Search code examples
c++integerssesimdintrinsics

Most efficient way to check if all __m128i components are 0 [using <= SSE4.1 intrinsics]


I am using SSE intrinsics to determine if a rectangle (defined by four int32 values) has changed:

__m128i oldRect; // contains old left, top, right, bottom packed to 128 bits
__m128i newRect; // contains new left, top, right, bottom packed to 128 bits

__m128i xor = _mm_xor_si128(oldRect, newRect);

At this point, the resulting xor value will be all zeros if the rectangle hasn't changed.
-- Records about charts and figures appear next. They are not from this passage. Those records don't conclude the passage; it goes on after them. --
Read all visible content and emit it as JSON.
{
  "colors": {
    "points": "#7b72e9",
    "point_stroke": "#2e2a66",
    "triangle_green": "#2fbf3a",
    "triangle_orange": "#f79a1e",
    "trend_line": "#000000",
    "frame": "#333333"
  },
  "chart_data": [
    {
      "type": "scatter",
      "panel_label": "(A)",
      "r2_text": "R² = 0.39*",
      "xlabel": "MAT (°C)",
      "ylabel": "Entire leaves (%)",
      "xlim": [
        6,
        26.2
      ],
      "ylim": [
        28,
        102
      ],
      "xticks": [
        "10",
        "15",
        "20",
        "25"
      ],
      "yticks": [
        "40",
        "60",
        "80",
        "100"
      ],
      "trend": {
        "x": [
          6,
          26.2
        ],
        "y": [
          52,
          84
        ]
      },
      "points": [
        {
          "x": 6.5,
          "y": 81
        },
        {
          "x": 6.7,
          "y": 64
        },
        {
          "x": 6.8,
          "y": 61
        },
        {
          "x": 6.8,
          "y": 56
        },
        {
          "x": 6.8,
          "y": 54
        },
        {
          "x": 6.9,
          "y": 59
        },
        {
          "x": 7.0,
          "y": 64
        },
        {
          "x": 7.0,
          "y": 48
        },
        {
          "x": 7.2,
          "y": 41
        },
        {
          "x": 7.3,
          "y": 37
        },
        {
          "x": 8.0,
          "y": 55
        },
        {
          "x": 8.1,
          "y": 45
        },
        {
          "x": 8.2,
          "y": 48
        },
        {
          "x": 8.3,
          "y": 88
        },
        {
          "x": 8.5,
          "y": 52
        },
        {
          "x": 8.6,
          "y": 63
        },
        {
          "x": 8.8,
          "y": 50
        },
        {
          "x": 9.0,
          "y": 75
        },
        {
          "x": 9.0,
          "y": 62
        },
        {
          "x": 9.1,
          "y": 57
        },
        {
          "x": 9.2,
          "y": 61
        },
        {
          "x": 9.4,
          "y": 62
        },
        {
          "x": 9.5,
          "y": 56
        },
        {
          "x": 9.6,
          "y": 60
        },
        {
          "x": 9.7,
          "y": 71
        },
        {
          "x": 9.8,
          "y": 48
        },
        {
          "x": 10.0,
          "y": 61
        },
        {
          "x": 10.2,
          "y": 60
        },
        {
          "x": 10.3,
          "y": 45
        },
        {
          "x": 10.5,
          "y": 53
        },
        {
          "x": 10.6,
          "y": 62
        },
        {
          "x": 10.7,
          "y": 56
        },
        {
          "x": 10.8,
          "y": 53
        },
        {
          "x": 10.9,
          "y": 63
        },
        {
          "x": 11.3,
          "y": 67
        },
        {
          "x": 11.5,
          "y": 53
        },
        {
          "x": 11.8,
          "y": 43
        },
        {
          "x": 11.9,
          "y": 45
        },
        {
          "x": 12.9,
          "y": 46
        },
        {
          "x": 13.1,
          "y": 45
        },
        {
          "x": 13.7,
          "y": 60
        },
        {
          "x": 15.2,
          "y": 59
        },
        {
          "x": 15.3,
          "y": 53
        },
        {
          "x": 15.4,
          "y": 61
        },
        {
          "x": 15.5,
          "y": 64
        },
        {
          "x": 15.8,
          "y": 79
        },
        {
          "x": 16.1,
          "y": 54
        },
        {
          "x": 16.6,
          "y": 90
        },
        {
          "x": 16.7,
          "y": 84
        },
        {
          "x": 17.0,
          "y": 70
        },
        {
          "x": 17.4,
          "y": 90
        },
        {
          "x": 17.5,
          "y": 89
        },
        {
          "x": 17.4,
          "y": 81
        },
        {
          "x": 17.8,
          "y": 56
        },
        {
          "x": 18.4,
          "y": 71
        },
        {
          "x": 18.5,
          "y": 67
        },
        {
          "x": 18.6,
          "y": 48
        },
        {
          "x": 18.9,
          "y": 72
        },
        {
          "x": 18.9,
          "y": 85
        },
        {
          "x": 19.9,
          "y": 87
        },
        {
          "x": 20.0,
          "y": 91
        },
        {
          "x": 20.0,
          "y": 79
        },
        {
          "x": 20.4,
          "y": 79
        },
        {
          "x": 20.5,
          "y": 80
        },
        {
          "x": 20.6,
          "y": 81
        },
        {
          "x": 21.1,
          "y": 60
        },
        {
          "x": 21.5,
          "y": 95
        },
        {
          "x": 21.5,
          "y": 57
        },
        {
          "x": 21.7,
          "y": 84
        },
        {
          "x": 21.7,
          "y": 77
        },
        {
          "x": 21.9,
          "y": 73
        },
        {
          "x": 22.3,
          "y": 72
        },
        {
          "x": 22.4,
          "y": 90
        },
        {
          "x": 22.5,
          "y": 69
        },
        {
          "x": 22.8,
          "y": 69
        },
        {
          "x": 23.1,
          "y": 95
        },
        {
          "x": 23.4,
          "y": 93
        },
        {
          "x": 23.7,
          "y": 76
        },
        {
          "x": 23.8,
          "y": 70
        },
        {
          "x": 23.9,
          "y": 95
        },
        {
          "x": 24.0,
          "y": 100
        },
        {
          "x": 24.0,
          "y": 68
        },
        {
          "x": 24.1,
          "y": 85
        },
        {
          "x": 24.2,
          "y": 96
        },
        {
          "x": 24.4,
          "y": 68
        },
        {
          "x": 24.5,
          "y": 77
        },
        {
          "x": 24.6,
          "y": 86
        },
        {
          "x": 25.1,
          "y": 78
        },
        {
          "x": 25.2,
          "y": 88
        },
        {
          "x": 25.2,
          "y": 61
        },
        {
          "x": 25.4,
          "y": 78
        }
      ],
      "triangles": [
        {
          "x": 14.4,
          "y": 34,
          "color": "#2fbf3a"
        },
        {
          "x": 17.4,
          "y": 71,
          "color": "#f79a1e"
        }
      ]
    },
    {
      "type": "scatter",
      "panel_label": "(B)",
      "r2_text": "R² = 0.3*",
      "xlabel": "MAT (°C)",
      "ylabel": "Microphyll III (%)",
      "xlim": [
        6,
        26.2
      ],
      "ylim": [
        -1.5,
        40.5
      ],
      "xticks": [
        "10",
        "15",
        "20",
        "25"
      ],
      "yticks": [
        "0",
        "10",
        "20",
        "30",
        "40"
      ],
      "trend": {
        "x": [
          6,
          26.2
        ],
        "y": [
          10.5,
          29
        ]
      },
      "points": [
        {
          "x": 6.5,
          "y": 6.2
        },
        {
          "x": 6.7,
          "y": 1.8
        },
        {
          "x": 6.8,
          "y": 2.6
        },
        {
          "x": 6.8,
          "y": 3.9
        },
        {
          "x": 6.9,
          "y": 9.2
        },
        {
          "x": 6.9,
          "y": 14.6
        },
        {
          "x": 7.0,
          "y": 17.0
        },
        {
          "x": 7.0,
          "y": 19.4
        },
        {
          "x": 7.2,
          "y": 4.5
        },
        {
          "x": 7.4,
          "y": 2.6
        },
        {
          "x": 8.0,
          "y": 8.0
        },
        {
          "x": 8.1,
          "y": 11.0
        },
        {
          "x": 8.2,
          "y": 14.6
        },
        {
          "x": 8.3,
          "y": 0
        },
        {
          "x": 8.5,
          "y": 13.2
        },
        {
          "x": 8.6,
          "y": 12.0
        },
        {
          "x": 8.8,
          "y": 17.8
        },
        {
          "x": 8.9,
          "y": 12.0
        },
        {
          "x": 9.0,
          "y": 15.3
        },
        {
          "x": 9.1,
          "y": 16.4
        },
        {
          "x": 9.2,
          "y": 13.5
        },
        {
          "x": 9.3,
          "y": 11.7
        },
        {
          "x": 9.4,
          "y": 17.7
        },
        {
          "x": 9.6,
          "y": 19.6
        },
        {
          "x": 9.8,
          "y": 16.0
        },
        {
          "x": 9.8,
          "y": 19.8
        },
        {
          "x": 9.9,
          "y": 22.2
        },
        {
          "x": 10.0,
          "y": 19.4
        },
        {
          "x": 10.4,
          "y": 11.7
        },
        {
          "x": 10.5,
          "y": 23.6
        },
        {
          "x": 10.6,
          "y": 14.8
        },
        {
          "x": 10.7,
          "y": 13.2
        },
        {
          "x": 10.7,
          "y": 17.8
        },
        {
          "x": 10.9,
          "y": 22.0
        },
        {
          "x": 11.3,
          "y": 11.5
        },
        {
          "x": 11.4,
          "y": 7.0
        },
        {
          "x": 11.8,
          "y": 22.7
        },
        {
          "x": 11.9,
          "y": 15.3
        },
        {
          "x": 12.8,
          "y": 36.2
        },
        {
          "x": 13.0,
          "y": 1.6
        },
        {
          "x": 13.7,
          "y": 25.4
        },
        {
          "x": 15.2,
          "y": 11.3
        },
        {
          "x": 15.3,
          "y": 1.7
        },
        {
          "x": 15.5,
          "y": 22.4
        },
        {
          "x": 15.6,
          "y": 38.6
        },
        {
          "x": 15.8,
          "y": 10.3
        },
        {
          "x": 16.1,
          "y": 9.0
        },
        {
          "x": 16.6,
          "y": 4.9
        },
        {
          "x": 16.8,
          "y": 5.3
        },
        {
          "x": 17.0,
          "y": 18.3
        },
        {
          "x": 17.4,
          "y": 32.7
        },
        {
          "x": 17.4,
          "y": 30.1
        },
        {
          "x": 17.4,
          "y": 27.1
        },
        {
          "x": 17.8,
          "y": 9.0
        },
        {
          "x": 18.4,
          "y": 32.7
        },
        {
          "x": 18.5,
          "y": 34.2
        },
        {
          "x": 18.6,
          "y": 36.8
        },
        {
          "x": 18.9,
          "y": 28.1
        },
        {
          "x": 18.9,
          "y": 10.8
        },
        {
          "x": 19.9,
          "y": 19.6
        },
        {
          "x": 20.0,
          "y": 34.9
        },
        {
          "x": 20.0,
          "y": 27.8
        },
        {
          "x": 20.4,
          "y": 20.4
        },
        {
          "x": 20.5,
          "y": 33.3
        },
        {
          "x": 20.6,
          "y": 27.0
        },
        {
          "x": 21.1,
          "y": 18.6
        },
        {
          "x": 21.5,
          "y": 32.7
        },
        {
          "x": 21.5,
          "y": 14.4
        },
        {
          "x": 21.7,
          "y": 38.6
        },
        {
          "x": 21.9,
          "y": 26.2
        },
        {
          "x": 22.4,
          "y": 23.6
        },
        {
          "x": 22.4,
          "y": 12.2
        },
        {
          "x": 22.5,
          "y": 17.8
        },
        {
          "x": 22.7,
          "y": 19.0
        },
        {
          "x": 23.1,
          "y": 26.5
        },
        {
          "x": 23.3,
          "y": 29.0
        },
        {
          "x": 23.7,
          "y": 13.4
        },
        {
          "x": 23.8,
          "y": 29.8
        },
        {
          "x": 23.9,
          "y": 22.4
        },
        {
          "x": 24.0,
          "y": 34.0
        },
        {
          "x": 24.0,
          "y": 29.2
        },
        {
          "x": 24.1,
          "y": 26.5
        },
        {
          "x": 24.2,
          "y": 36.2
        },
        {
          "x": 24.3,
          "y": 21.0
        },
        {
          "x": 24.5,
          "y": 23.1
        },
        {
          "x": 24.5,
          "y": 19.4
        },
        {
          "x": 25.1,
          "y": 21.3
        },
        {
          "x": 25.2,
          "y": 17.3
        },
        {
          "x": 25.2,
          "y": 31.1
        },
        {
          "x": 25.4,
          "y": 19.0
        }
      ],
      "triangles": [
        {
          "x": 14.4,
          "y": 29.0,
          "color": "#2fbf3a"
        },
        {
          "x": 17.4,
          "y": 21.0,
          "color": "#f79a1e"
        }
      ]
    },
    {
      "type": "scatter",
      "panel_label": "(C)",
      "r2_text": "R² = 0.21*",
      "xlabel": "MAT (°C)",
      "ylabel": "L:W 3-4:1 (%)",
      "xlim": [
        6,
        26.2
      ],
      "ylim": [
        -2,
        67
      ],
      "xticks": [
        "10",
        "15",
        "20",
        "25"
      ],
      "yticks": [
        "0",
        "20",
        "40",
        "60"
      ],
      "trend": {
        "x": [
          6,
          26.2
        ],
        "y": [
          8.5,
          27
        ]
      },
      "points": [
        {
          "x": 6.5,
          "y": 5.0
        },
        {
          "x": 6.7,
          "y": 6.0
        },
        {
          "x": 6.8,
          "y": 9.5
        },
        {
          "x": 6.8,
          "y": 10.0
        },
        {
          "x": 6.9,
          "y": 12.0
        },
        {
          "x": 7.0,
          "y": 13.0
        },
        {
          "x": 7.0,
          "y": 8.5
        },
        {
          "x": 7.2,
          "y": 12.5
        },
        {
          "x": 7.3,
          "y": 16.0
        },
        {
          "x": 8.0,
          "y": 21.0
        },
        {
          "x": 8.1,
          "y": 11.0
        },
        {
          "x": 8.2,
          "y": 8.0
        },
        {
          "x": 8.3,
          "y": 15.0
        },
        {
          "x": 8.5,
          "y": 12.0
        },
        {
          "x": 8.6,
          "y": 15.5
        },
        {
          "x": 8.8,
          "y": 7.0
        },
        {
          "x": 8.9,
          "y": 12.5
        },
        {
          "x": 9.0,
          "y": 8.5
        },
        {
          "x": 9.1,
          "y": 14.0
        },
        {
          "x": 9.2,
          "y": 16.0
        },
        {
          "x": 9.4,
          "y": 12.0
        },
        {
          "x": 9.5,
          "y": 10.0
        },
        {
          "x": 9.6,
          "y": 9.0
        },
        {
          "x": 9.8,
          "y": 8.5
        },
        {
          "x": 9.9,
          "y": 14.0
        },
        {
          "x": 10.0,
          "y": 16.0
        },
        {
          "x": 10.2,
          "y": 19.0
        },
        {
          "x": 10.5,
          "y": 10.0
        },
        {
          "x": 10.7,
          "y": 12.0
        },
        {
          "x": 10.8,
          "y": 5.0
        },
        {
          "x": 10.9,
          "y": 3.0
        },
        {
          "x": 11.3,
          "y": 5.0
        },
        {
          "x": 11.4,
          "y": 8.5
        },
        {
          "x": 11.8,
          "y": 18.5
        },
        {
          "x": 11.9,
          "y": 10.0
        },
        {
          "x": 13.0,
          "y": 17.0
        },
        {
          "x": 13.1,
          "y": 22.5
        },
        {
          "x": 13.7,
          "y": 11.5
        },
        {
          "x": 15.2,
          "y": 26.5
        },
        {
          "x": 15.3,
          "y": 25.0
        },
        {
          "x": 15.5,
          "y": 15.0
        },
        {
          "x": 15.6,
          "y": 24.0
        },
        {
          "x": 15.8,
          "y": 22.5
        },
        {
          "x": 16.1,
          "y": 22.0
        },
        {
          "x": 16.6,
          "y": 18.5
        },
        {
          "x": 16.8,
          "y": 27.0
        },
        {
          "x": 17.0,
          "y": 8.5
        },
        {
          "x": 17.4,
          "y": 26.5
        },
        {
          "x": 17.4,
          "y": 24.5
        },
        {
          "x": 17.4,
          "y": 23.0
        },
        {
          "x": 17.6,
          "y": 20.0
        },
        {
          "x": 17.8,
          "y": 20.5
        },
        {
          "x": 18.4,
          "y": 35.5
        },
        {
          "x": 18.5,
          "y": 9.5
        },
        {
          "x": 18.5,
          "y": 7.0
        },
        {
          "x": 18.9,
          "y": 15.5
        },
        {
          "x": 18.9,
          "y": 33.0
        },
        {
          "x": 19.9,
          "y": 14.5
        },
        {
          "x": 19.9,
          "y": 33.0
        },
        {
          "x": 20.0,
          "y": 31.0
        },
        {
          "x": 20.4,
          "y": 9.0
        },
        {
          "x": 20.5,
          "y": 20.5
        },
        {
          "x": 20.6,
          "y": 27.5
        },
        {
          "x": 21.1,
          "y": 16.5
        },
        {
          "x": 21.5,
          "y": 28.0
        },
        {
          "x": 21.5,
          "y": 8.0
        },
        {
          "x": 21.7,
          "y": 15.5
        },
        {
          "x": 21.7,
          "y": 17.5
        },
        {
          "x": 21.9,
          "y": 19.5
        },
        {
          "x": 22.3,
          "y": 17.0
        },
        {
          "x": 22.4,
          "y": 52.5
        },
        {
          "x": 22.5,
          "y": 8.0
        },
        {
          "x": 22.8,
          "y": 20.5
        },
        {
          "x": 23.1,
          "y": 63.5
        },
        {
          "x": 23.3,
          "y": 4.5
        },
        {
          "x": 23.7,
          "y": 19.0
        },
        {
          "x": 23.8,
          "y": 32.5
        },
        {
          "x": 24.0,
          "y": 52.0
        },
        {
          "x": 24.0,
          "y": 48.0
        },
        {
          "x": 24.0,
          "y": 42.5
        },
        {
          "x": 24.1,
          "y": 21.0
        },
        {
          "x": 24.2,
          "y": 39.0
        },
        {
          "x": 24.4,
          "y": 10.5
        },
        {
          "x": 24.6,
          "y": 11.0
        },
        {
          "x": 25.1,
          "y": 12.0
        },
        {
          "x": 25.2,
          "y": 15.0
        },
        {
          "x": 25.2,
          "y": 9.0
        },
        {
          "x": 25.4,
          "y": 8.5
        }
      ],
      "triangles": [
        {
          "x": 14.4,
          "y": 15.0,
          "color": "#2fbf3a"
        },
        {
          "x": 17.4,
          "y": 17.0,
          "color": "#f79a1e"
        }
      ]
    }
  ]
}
What is then the most efficient way of determining that?

Currently I am doing so:

if (xor.m128i_u64[0] | xor.m128i_u64[1])
{
    // rectangle changed
}

But I assume there's a smarter way (possibly using some SSE instruction that I haven't found yet).

I am targeting SSE4.1 on x64 and I am coding C++ in Visual Studio 2013.

Edit: The question is not quite the same as Is an __m128i variable zero?, as that specifies "on SSE-2-and-earlier processors" (although Antonio did add an answer "for completeness" that addresses 4.1 some time after this question was posted and answered).


Solution

  • You can use the PTEST instuction via the _mm_testz_si128 intrinsic (SSE4.1), like this:

    #include "smmintrin.h" // SSE4.1 header
    
    if (!_mm_testz_si128(xor, xor))
    {
        // rectangle has changed
    }
    

    Note that _mm_testz_si128 returns 1 if the bitwise AND of the two arguments is zero.